I would just go one step further and with that I conclude my remarks. We have in the National Security Advisory Board, experts on the question of national security who are advising the Government without being either civil servants or politicians. They are there because their expertise outlives their retirement. So, we have a number of former Foreign Secretaries, former RAW Chiefs, former Defence personnel who are serving the Government in advisory and, honorary capacities in the National Security Board. If in a similar way, people like Shri M.K. Narayanan, the former IB Chief, were to be inducted into the processes that make these threat perceptions, perhaps the degree of expertise would go higher and such persons being ex-civil servants would not be subject in quite the same way as civil servants, however, good they are, to political pressures.

This would perhaps make the whole process even more transparent. Since it is the Home Minister's own Government that has taken the initiative in bringing former Government experts in as independent experts subsequent to their retirement in the national security field, perhaps he could consider doing this too for assessing threat perceptions.

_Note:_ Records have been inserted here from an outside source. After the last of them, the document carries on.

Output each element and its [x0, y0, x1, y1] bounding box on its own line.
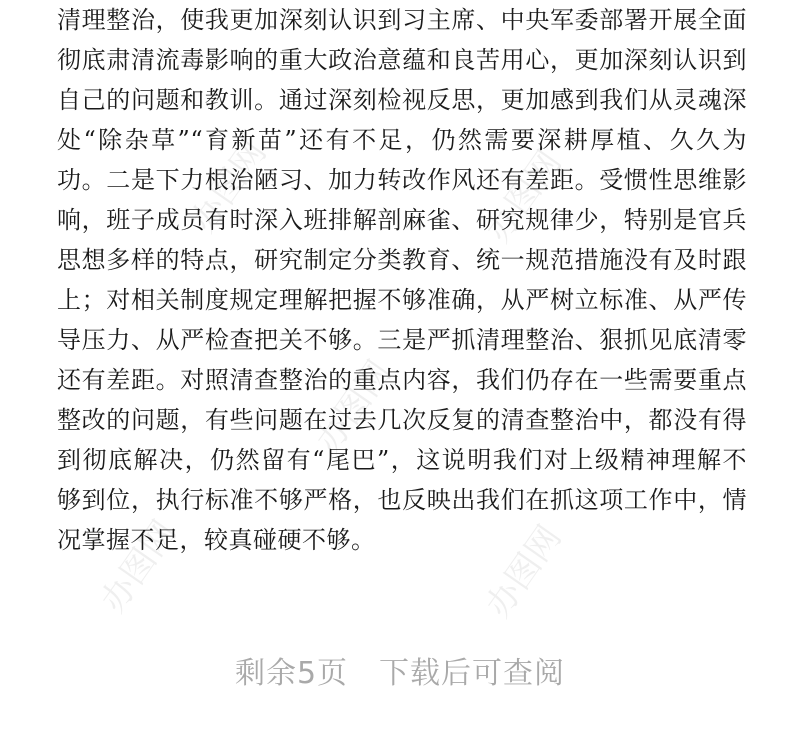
text-line: 处“除杂草”“育新苗”还有不足，仍然需要深耕厚植、久久为	[57, 126, 747, 154]
text-line: 清理整治，使我更加深刻认识到习主席、中央军委部署开展全面	[57, 6, 747, 34]
text-line: 响，班子成员有时深入班排解剖麻雀、研究规律少，特别是官兵	[57, 206, 747, 234]
text-line: 况掌握不足，较真碰硬不够。	[57, 526, 376, 554]
watermark: 办图网	[183, 133, 275, 240]
text-line: 思想多样的特点，研究制定分类教育、统一规范措施没有及时跟	[57, 246, 747, 274]
watermark: 办图网	[308, 353, 400, 460]
text-line: 功。二是下力根治陋习、加力转改作风还有差距。受惯性思维影	[57, 166, 747, 194]
text-line: 彻底肃清流毒影响的重大政治意蕴和良苦用心，更加深刻认识到	[57, 46, 747, 74]
text-line: 自己的问题和教训。通过深刻检视反思，更加感到我们从灵魂深	[57, 86, 747, 114]
text-line: 上；对相关制度规定理解把握不够准确，从严树立标准、从严传	[57, 286, 747, 314]
body-paragraph	[57, 0, 747, 560]
text-line: 够到位，执行标准不够严格，也反映出我们在抓这项工作中，情	[57, 486, 747, 514]
remaining-pages-note[interactable]: 剩余5页 下载后可查阅	[234, 656, 566, 691]
watermark: 办图网	[478, 518, 570, 625]
text-line: 整改的问题，有些问题在过去几次反复的清查整治中，都没有得	[57, 406, 747, 434]
text-line: 到彻底解决，仍然留有“尾巴”，这说明我们对上级精神理解不	[57, 446, 747, 474]
watermark: 办图网	[478, 143, 570, 250]
text-line: 还有差距。对照清查整治的重点内容，我们仍存在一些需要重点	[57, 366, 747, 394]
watermark: 办图网	[93, 513, 185, 620]
text-line: 导压力、从严检查把关不够。三是严抓清理整治、狠抓见底清零	[57, 326, 747, 354]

I have taken Shri M.K. Narayanan's name deliberately because while everything else that the Home Minister said yesterday was a cause of some comfort and even rejoicing, his reference to the NSG was, I submit, most unfortunate at the present juncture. It is absolutely true that the NSG was formed for meeting terrorist threats in terrorist affected areas and that their use for personal security does diminish the totality of the force to fight terrorism that is required in terrorist-infested areas. But when he singles out the NSG, we have -- as we heard in the reaction from the AIADMK -a specific example of a former Chief Minister who is under intense threat and will be under increasing threat if the LTTE continues its military victories in Sri Lanka. Now if you want to withdraw NSG cover from her on the noble principle that NSG is supposed to be for terrorist infested areas and not for personal security, then you will have to devise an equivalent personal security force before you take that decision.

I say this with deep sadness in my heart because the Verma Commission reports says that on the 20th of May, 24 hours before Rajiv Gandhi was assassinated, Shri M.K. Narayanan who had been reinstated as the Director of the Intelligence Bureau, was making "frantie" efforts to somehow contact the Government of the time to tell them that the threat to Rajiv Gandhi had reached such enormous proportions that we must supply NSG cover for Rajiv Gandhi, adding "even if he refuses to have such cover". There are political situations that can be created and they were created, by those who largely constitute the NDA today, who so trivialised and so politicized the security of the Prime Minister that it became politically expedient for that ex-Prime Minister in his attempt to once again come to political office to shed security at a rate which was inadvisable. Therefore, as your Bill provides that former Prime Ministers can ask that security be withdrawn from them at will, please recognise that there might be circumstances in which it is not out of their own volition but out of political circumstances that they may ask for such withdrawal leading to terrible tragedies with terrible consequences. Therefore, your provisos in Section 1 should also perhaps apply to situations where a demand for withdrawing security is made. If the security perception continues to be high, perhaps such requests should be turned down in the national interest.

Having said so, Sir, may I just repeat that I support this Bill and trust that the House will pass it unanimously?